Un échange assez vif m'a opposé sur un blog à un (peut-être) professeur de classes préparatoires anonyme. En effet, une pétition assez mal rédigée, pour qui n'est pas du sérail, circule pour défendre la rémunération des professeurs de classes préparatoires, laquelle pourrait être prochainement amputée par Vincent Peillon, non pas en touchant au salaire, mais en touchant au prorata d'heures supplémentaires qui leur sont allouées d'office.
C'est ici :
http://www.petitions24.net/petition_unitaire_cpge
mes arguments et ceux d'un prof de prépa sont ici :
http://blogs.mediapart.fr/blog/francois-delpla/271113/vingt-cent-peillez#comment-4147590
Ayant tenté de faire l'effort de comprendre les tenants et aboutissants de cette histoire, j'ai subi à cette occasion quelques quolibets de la part de ce professeur de préparatoire, dont un magistral "Bon allez, on parle des revenus d'un DR au CNRS qui passe sa journée sur les forums de médiapart maintenant ?" Visiblement, les professeurs de Classes Préparatoires, n'ont pas l'habitude qu'on les contredise. Moi non plus cela dit. J'ai dû il est vrai essayer d'éclairer les lecteurs de médiapart sur la rémunération des professeurs de prépa, vers 9h15 du matin, mais cela me semble un argument assez spécieux pour faire taire un contradicteur.

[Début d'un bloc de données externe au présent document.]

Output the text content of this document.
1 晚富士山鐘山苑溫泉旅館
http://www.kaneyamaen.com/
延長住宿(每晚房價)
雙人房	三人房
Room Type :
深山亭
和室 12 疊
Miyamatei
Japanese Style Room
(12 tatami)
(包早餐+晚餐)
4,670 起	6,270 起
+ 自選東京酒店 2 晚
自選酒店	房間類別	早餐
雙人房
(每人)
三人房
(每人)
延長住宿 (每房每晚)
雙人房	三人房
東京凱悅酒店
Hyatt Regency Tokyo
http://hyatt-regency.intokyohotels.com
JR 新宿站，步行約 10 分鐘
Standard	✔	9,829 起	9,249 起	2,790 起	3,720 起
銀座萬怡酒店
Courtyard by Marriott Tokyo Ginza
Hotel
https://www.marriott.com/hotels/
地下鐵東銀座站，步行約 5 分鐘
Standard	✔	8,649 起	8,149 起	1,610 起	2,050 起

Mais le plus surprenant est que le professeur en question ne m'a pas cru lorsque je lui ai annoncé mon salaire. Ayant écrit "mon salaire jusqu'à ce mois-ci était de 3450 euros; mais je ne me plains pas, j'aurais une prime pour la première fois de ma vie de 3000 euros cette année." Cette personne me répond charitablement : "Mais si vous vous plaignez. Vous n'avez même fait que ça. Et moi aussi, je vous plains (si vous dites la vérité, ce dont je doute). Car un DR devrait évidemment être mieux rémunéré."

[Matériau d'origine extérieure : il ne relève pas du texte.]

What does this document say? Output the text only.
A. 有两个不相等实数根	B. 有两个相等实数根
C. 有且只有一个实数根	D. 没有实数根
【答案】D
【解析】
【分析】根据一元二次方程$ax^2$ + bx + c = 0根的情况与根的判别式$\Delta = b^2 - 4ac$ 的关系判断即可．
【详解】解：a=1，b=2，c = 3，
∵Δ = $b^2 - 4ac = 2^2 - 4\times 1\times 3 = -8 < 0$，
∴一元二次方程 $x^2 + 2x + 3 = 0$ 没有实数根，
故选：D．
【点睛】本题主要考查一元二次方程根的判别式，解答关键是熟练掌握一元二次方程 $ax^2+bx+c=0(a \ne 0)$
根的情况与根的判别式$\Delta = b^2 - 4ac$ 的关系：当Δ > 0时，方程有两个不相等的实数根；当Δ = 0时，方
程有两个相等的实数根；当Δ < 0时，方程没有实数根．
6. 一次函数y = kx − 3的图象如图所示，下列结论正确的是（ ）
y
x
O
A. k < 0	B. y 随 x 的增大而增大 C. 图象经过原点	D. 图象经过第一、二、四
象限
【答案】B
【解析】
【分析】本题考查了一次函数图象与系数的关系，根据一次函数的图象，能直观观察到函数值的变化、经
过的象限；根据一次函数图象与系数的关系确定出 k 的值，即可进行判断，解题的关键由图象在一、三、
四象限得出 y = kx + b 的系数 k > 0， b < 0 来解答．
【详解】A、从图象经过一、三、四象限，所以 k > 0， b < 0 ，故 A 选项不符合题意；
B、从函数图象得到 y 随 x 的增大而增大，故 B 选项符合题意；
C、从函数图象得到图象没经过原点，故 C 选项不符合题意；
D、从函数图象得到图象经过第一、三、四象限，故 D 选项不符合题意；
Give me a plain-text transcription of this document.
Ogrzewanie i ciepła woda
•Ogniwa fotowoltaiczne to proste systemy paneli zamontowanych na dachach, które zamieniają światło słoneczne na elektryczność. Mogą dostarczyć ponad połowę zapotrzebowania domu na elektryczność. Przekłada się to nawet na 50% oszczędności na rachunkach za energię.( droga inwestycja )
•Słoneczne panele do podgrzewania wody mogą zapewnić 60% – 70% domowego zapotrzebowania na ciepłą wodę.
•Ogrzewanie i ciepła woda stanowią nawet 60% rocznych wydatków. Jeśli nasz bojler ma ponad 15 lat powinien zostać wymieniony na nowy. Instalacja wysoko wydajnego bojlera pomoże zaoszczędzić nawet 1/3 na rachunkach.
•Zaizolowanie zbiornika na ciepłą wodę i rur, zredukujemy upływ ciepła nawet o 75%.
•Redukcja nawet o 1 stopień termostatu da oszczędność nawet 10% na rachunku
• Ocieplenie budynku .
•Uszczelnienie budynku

Ainsi donc, les professeurs de classes préparatoires réclament des sous (ou plutôt, qu'on ne leur en prenne pas) sans même trop savoir quelles sont les rémunérations de cadres de la fonction publique ayant fait un cursus semblable, probablement davantage diplômés, et faisant avec dévouement également, leur travail. Peut-être faut-il que je scanne ma fiche de paye? Qui peut croire que je mente?

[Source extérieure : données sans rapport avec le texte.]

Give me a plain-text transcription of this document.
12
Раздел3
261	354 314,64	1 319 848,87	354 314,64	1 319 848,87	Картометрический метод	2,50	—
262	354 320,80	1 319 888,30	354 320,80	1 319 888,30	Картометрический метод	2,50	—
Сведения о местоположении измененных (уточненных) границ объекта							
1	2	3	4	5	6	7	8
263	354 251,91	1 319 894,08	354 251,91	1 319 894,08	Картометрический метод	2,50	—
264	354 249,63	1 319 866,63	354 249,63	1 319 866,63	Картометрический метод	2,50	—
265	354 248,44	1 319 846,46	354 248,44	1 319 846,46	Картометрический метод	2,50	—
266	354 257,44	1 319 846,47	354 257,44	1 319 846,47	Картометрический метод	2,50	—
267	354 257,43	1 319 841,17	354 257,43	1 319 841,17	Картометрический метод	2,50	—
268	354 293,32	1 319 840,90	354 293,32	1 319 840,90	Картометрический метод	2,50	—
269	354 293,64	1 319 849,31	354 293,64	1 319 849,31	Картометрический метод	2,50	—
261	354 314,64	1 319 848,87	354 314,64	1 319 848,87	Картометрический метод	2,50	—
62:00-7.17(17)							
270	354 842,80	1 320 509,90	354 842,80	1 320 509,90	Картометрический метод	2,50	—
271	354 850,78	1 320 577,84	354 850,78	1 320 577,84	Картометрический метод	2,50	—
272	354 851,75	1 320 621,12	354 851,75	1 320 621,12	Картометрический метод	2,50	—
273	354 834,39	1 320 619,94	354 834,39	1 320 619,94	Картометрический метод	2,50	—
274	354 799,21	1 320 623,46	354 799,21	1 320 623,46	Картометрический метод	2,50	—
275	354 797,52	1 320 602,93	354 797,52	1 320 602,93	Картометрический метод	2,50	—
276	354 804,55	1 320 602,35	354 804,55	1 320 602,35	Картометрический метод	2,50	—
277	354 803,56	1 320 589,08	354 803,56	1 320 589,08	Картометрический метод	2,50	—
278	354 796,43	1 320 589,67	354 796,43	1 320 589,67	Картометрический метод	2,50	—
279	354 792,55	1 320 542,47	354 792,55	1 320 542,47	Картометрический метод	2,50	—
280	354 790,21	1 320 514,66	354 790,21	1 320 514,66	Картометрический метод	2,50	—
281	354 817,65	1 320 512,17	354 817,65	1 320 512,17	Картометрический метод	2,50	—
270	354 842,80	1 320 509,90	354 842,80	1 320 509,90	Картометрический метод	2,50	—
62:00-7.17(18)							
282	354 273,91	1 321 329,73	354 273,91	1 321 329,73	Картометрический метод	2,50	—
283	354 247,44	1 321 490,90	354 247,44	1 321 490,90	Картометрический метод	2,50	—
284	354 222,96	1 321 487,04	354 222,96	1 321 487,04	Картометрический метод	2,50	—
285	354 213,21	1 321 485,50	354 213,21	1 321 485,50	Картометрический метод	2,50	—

Dans le système des classes préparatoires, les enseignants ont bénéficié d'une sorte de réduction administrative de leur horaire légal, étant admis que la préparation des cours, les corrections de copies etc. prennent du temps aussi. Par conséquent, en vertu de décrets de 1950 et 1996, les professeurs de classes préparatoires ayant un peu d'ancienneté doivent faire 8 heures de présence face aux élèves, statutairement, mais comme un professeur est affecté à une classe pour l'ensemble de l'enseignement (maths ou physique), il doit nécessairement faire plus de 8 heures : chaque heure en plus est donc payée en heures supplémentaires (il y a des classes aussi à 9, 10 et 11 heures, mais se sont surtout les classes à 8 heures qui sont visées par la réforme, me semble-t-il). C'était une façon artificielle de les payer plus. De surcroît, ces enseignants font sur place après leurs cours, des heures dites de colles, qui arrondissent bien leurs fins de mois. Tout ceci, selon eux, est justifié par l'immense difficulté, l'extraordinaire dévouement, et le service rendu à la France par les classes prépas. On lira par exemple dans la défense pro-domo des classes prépas : (ici http://sauverlesprepas.wordpress.com/2013/11/27/le-prix-a-payer/) cette étonnante affirmation : "Comptant parmi les rares pôles d’excellence créateurs de richesses et d’innovation dont la France peut s’enorgueillir, les classes préparatoires sont pourtant l’objet des coups de boutoir d’un ministère en déroute".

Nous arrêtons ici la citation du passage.